Attention: Restrictions on use of AUA, AUAER, and UCF content in third party applications, including artificial intelligence technologies, such as large language models and generative AI.
You are prohibited from using or uploading content you accessed through this website into external applications, bots, software, or websites, including those using artificial intelligence technologies and infrastructure, including deep learning, machine learning and large language models and generative AI.

JU INSIGHT Many Men with Favorable-Risk Prostate Cancer on Active Surveillance Are, in Fact, Not Being Actively Surveilled

By: Archana Radhakrishnan, MD, MHS; Lauren P. Wallner, PhD, MPH; Ted A. Skolarus, MD, MPH; Arvin K. George, MD; Bradley H. Rosenberg, MD; Paul Abrahamse, MA; Sarah T. Hawley, PhD, MPH | Posted on: 01 Sep 2022

Radhakrishnan A, Wallner LP, Skolarus TA. Exploring variation in the receipt of recommended active surveillance for men with favorable-risk prostate cancer. J Urol. 2022; 208(3):600-608.

Study Need and Importance

Reasons explaining why men on active surveillance (AS) for favorable-risk prostate cancer do not receive all recommended surveillance testing are poorly understood. We leveraged a statewide registry of men with favorable-risk prostate cancer in Michigan to 1) describe contemporary trends in receipt of surveillance testing and 2) examine the influence of provider (urologist and primary care provider [PCP]) and patient factors on variation in receipt of recommended surveillance.

“Recognizing the influence of urologists on receipt of recommended testing, it will be important to support urologists through resources at the point of care delivery and integrated into routine clinical flow.”

What We Found

We examined receipt of recommended surveillance testing among 246 men with favorable-risk prostate cancer. We defined receipt based on the Michigan Urological Surgery Improvement Collaborative’s (MUSIC) low-intensity criteria, which include annual prostate specific antigen testing, and prostate biopsy or magnetic resonance imaging every 3 years. During 3 years of AS, just over half of men (56.5%) received all recommended surveillance testing (69.9% annual prostate specific antigen testing, 72.8% magnetic resonance imaging/biopsy; see Figure). We found that a substantial amount (19%) of the variation in receipt was attributed to individual urologists. We did not find significant associations between provider visits to either the urologist or PCP and receipt.

Figure. Distribution of receipt of recommended surveillance testing.

Limitations

MUSIC as a quality improvement collaborative only includes urology practices in the state of Michigan, which may limit generalizability. We also did not assess downstream outcomes related to not receiving the recommended testing due to limited availability of data for followup.
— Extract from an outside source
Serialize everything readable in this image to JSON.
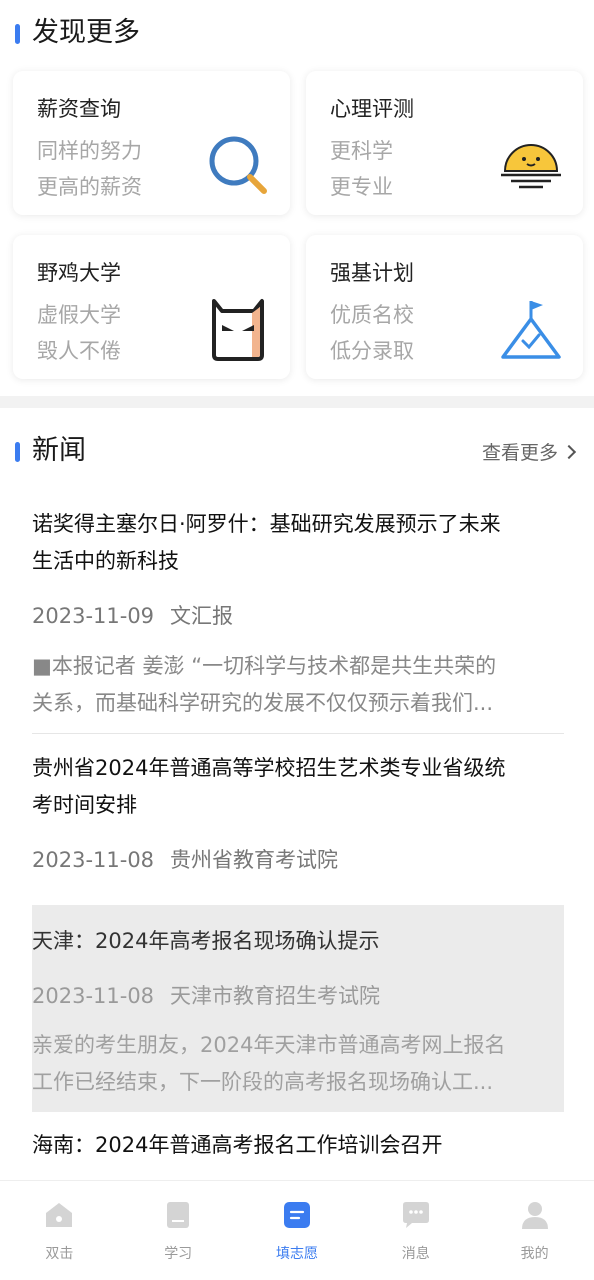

Given that AS as a management strategy requires followup testing to be effective, this will be an important next step for future studies.

“We found that a substantial amount (19%) of the variation in receipt was attributed to individual urologists.”
“Receipt of surveillance testing meeting MUSIC’s low-intensity criteria among men with favorable-risk prostate cancer was suboptimal.”

Interpretation for Patient Care

Receipt of surveillance testing meeting MUSIC’s low-intensity criteria among men with favorable-risk prostate cancer was suboptimal. Recognizing the influence of urologists on receipt of recommended testing, it will be important to support urologists through resources at the point of care delivery and integrated into routine clinical flow. Additionally, PCPs may be an underutilized resource for improving adherence to surveillance protocols. Exploring how to leverage visits with PCPs to positively influence receipt appears warranted.